Alors que le groupe parlementaire Takku-Wallu Sénégal a renoncé à attaquer la réforme des articles L29 et L30 du Code électoral, Déthié Faye appelle les députés opposés au texte à assumer leur « devoir républicain ». Le président de la Convergence pour la démocratie et la République estime qu’une absence de recours ouvrirait la voie à de « dangereuses dérives » pour l’État de droit.
La polémique autour de la modification des articles L29 et L30 du Code électoral continue d’alimenter le débat politique sénégalais. Après la décision du groupe parlementaire Takku-Wallu Sénégal de renoncer à saisir le Conseil constitutionnel, une nouvelle voix s’élève pour réclamer un contrôle juridictionnel du texte adopté par l’Assemblée nationale : celle de Déthié Faye, président de la Convergence pour la démocratie et la République (Cdr/Fonk sa Kaddu).
Dans une déclaration rendue publique, le leader de la Cdr considère que la saisine du Conseil constitutionnel constitue désormais « une nécessité absolue pour la consolidation de notre démocratie et le renforcement de l’État de droit ». Une position qui tranche avec celle de Takku-Wallu Sénégal, lequel avait expliqué son retrait par la volonté de ne pas « interférer dans les tensions internes » à la majorité présidentielle.
Pour Déthié Faye, la question dépasse les calculs politiques ou les querelles partisanes. Selon lui, la loi adoptée par l’Assemblée nationale est suffisamment controversée pour nécessiter l’arbitrage de la juridiction constitutionnelle. Il estime que les parlementaires qui se sont opposés au texte ont l’obligation morale et institutionnelle de saisir le Conseil constitutionnel afin de « rassurer les Sénégalais » et de « prémunir le pays de surprises désagréables ».
Cette sortie intervient dans un contexte déjà marqué par une forte tension autour de la réforme électorale.
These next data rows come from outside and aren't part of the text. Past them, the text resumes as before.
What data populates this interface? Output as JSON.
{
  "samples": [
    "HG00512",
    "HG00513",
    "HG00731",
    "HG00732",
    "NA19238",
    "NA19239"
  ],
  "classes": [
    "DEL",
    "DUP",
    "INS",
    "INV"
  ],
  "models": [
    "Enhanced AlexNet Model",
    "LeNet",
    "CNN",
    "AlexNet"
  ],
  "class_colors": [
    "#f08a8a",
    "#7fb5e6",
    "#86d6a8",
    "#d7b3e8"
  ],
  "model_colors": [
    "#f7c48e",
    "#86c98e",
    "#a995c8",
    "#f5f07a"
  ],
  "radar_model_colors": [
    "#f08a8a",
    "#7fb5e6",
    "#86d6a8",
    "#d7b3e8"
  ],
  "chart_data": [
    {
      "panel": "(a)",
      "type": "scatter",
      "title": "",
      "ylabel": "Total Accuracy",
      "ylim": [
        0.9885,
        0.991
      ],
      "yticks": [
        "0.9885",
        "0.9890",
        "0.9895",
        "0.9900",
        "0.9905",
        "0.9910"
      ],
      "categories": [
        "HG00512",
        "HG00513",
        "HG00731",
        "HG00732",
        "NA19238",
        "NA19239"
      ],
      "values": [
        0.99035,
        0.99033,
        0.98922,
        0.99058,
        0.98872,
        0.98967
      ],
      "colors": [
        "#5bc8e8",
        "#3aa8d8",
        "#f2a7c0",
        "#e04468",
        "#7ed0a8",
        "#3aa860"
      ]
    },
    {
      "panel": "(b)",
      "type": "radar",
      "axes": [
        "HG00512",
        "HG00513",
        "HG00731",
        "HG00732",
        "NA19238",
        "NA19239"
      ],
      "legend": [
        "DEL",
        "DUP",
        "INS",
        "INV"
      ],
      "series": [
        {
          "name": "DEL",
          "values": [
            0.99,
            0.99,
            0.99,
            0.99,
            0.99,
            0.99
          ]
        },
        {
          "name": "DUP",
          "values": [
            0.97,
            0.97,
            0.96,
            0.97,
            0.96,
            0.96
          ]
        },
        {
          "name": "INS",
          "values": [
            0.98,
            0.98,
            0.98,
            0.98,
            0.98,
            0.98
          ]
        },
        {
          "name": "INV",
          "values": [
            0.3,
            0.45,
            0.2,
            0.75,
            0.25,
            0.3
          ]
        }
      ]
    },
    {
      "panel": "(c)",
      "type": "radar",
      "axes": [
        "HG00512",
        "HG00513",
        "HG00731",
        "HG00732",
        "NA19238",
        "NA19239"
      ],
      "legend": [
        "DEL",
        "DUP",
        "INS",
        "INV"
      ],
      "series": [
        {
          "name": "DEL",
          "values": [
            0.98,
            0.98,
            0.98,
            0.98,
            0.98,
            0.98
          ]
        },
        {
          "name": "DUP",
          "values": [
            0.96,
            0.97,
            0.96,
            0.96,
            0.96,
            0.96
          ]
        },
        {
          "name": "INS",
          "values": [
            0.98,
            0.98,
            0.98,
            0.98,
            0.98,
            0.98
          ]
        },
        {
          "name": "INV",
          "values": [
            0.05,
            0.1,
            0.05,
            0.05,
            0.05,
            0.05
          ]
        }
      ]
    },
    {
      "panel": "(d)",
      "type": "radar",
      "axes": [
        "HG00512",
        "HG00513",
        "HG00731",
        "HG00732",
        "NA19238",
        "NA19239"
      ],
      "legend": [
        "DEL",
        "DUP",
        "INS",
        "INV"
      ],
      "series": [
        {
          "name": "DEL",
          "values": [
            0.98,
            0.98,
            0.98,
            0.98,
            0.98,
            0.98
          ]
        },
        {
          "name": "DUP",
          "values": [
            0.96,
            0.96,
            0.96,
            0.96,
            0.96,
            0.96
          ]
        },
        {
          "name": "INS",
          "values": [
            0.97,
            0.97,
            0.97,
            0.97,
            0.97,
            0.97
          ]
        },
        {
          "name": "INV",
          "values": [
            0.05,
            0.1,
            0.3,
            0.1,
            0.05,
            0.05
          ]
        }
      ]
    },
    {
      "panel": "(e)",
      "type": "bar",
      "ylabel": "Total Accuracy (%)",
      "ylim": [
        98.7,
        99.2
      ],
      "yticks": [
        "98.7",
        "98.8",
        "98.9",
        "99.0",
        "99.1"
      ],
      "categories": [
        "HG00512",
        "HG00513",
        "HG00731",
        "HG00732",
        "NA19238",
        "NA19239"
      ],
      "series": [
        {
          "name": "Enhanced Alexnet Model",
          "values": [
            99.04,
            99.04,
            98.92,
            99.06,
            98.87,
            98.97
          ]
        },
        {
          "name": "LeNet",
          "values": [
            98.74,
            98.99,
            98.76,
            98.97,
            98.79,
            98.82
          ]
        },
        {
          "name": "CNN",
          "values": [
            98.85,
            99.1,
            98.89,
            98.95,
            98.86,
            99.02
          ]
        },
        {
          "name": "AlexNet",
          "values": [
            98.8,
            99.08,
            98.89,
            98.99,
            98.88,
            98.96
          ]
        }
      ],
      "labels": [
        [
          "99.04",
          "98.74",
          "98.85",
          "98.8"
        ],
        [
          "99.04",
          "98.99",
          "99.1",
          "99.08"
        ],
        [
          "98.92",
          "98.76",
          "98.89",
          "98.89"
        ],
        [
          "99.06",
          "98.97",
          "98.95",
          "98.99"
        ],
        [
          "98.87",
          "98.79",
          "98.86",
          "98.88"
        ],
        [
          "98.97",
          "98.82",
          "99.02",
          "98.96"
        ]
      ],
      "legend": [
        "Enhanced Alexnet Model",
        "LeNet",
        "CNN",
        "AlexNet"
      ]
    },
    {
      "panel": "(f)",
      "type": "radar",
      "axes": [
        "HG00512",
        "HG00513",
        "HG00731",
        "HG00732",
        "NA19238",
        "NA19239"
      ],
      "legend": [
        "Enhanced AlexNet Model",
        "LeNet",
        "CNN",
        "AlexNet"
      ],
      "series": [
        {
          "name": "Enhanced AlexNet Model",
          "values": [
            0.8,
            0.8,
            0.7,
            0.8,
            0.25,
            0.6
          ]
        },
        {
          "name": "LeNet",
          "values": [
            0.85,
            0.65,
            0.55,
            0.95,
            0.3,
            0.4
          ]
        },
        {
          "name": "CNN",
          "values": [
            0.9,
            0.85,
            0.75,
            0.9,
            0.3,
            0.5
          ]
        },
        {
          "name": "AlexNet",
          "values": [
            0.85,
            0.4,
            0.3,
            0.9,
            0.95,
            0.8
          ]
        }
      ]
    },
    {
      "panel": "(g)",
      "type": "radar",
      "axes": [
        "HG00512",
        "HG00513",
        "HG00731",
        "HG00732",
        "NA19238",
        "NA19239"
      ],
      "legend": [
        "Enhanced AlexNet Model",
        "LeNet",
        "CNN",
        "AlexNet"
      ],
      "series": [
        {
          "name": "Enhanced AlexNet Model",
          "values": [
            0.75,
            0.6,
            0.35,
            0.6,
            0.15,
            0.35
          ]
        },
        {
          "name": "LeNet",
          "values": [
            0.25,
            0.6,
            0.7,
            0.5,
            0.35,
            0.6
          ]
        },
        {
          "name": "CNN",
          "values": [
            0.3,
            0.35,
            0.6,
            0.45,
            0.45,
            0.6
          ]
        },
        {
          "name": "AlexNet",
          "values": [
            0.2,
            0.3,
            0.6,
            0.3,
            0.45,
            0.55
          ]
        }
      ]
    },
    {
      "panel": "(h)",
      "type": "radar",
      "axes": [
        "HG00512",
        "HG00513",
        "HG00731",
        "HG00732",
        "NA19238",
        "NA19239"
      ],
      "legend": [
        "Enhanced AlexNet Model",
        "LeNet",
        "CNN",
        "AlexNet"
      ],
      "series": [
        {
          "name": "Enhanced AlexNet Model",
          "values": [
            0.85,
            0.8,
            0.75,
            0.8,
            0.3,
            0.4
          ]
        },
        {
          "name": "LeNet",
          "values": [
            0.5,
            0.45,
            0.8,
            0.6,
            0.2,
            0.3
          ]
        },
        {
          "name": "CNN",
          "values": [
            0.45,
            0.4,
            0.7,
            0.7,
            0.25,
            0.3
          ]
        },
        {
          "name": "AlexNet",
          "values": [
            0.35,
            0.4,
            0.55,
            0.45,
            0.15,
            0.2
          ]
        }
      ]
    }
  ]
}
Le président de la République, Bassirou Diomaye Faye, avait lui-même demandé une seconde lecture du texte après avoir évoqué l’existence de « deux versions différentes » de la loi transmise pour promulgation. Une démarche inhabituelle qui avait alimenté les spéculations sur d’éventuelles divergences au sein du pouvoir.
Mais là où Takku-Wallu Sénégal a choisi une posture de retrait tactique, Déthié Faye défend au contraire une logique d’affrontement institutionnel assumé. Pour lui, le contrôle de constitutionnalité ne relève pas uniquement du rôle du chef de l’État, même si celui-ci demeure « le gardien de la Constitution ». Il rappelle que les représentants du peuple ont également le devoir de veiller à la conformité des lois avec les principes constitutionnels.
En filigrane, l’ancien parlementaire met en garde contre les conséquences futures de cette réforme. Selon lui, les dispositions contenues dans la loi portant modification des articles L29 et L30 pourraient être reprises dans l’avant-projet global de réforme du Code électoral déjà évoqué par la présidence de la République. Dès lors, avertit-il, il serait ensuite beaucoup plus difficile de contester ces mesures.
« Dans une telle situation, il sera trop tard pour l’attaquer pour inconstitutionnalité », prévient-il, estimant que l’inaction actuelle pourrait être interprétée comme une forme de renoncement collectif face à une réforme jugée dangereuse pour l’équilibre démocratique.
Cette déclaration remet ainsi sous pression les différentes composantes de l’opposition parlementaire et extra-parlementaire. Elle pose également la question du rôle du Conseil constitutionnel dans un climat où les réformes électorales demeurent particulièrement sensibles au Sénégal.
Depuis plusieurs semaines, le débat autour des articles L29 et L30 cristallise en effet les tensions politiques. Derrière les discussions techniques sur l’éligibilité et les conditions d’inscription sur les listes électorales, plusieurs acteurs soupçonnent des enjeux politiques liés aux futures compétitions électorales et à la situation judiciaire de certaines figures majeures de la scène politique.